What you must understand is that certain people just shouldn’t be on this planet, and they have to be executed.
Seriously? Shouldn’t be on this planet?
The first thing I would have to ask is ‘What person or group of persons is arrogant enough to believe they have the right to decide who should and shouldn’t be on this planet?’ Islamic jihadists upholding a belief system? American judges upholding a statute? Fascist despots upholding self-interest? They all believe they’re justified.
The second point is that this is a pretty dangerous point of view. If my memory of recent history serves me correctly, there was a group of people in Europe in the 1930s who believed that Jews shouldn’t be on this planet. Were they right?
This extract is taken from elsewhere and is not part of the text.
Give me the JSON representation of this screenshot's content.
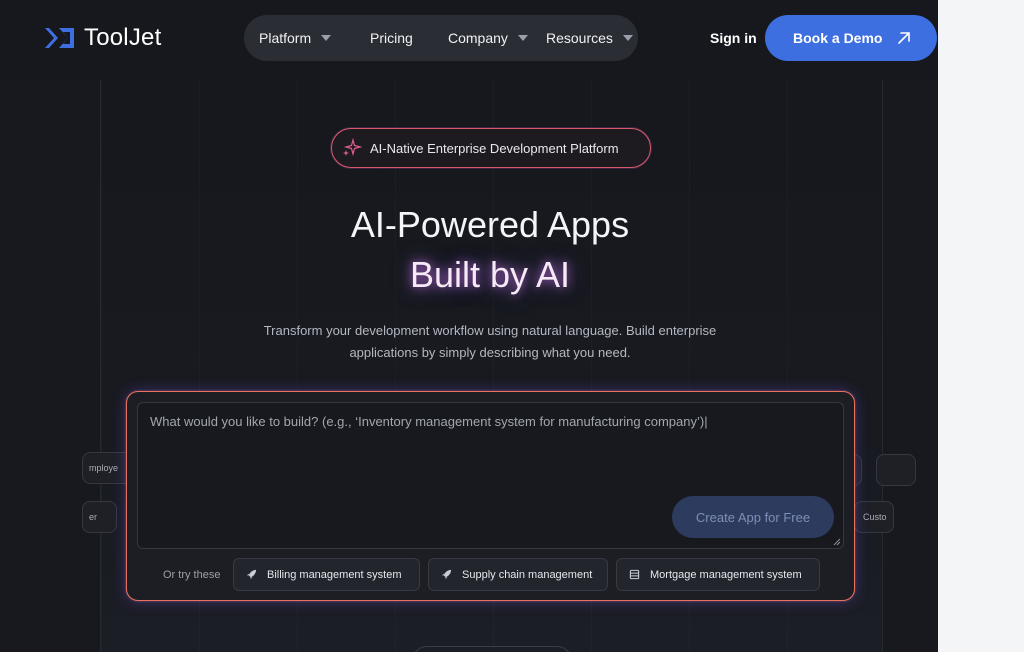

Ah, but now I’m going to irrational extremes, aren’t I? Am I? So tell me where the line should be drawn. Should we in a supposedly Christian country draw the line on the wrong side of Jews, Muslims and atheists because their denial of Jesus’s divinity makes them undesirable? Should we arrange the secular transgressors such as traitors, murderers, fraudsters, pickpockets, football hooligans and internet trolls on a sliding scale, then stick a pin into the chart to mark the applicable level? Who but a megalomaniac could truly believe that he or she is qualified to do so?
It’s interesting that this statement was made in an American TV show. As I understand it, America prides itself on being the most Christian country on earth. It even puts In God we Trust on its banknotes. So wouldn’t it be reasonable to suppose that the overwhelming majority of Americans (those who are neither extremists nor fruitcakes) should take the view that there is only one Being in the whole of the universe who has the right to decide who should and shouldn’t be on His planet?
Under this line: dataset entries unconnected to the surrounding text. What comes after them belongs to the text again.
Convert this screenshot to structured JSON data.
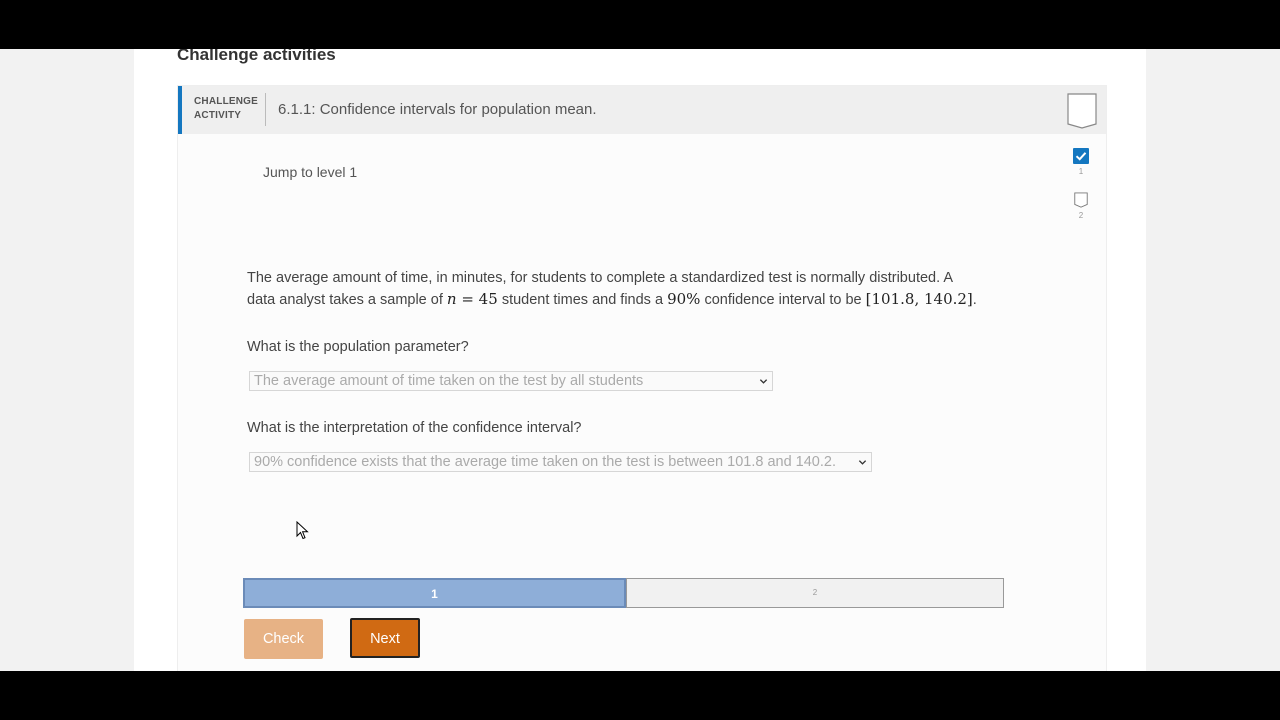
{
  "section": {
    "title": "Challenge activities"
  },
  "activity": {
    "label_line1": "CHALLENGE",
    "label_line2": "ACTIVITY",
    "title": "6.1.1: Confidence intervals for population mean."
  },
  "jump": {
    "label": "Jump to level 1"
  },
  "levels": [
    {
      "number": "1",
      "completed": true
    },
    {
      "number": "2",
      "completed": false
    }
  ],
  "problem": {
    "line1": "The average amount of time, in minutes, for students to complete a standardized test is normally distributed. A",
    "line2_a": "data analyst takes a sample of",
    "n_var": "n",
    "n_eq": " = 45",
    "line2_b": "student times and finds a",
    "conf": "90%",
    "line2_c": "confidence interval to be",
    "interval": "[101.8, 140.2]",
    "end": "."
  },
  "questions": [
    {
      "prompt": "What is the population parameter?",
      "selected": "The average amount of time taken on the test by all students"
    },
    {
      "prompt": "What is the interpretation of the confidence interval?",
      "selected": "90% confidence exists that the average time taken on the test is between 101.8 and 140.2."
    }
  ],
  "progress": {
    "segments": [
      "1",
      "2"
    ],
    "current": "1"
  },
  "buttons": {
    "check": "Check",
    "next": "Next"
  },
  "colors": {
    "accent": "#1477c0",
    "next": "#d06a13",
    "check": "#e7b285",
    "progress_active": "#8eaed8"
  }
}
The most famous hangman in Britain was a man called Albert Pierrepoint. He spent the whole of his working life sending people to the drop, and a the end of his career, after reason and the weight of public opinion had persuaded the politicians to abolish capital punishment for murder, he wrote his memoirs. In it he expressed the view that after a lifetime of judicially killing people and ruminating on the fact, he had concluded that the only justification for the death penalty is revenge.
Fine. Even though I disagree with such an abject sentiment as the revenge motive, it does make a kind of sense. I think it would be heartening, therefore, if proponents would admit the fact and stop resorting to arrogant and self-righteous platitudes in the belief that their cause is somehow noble.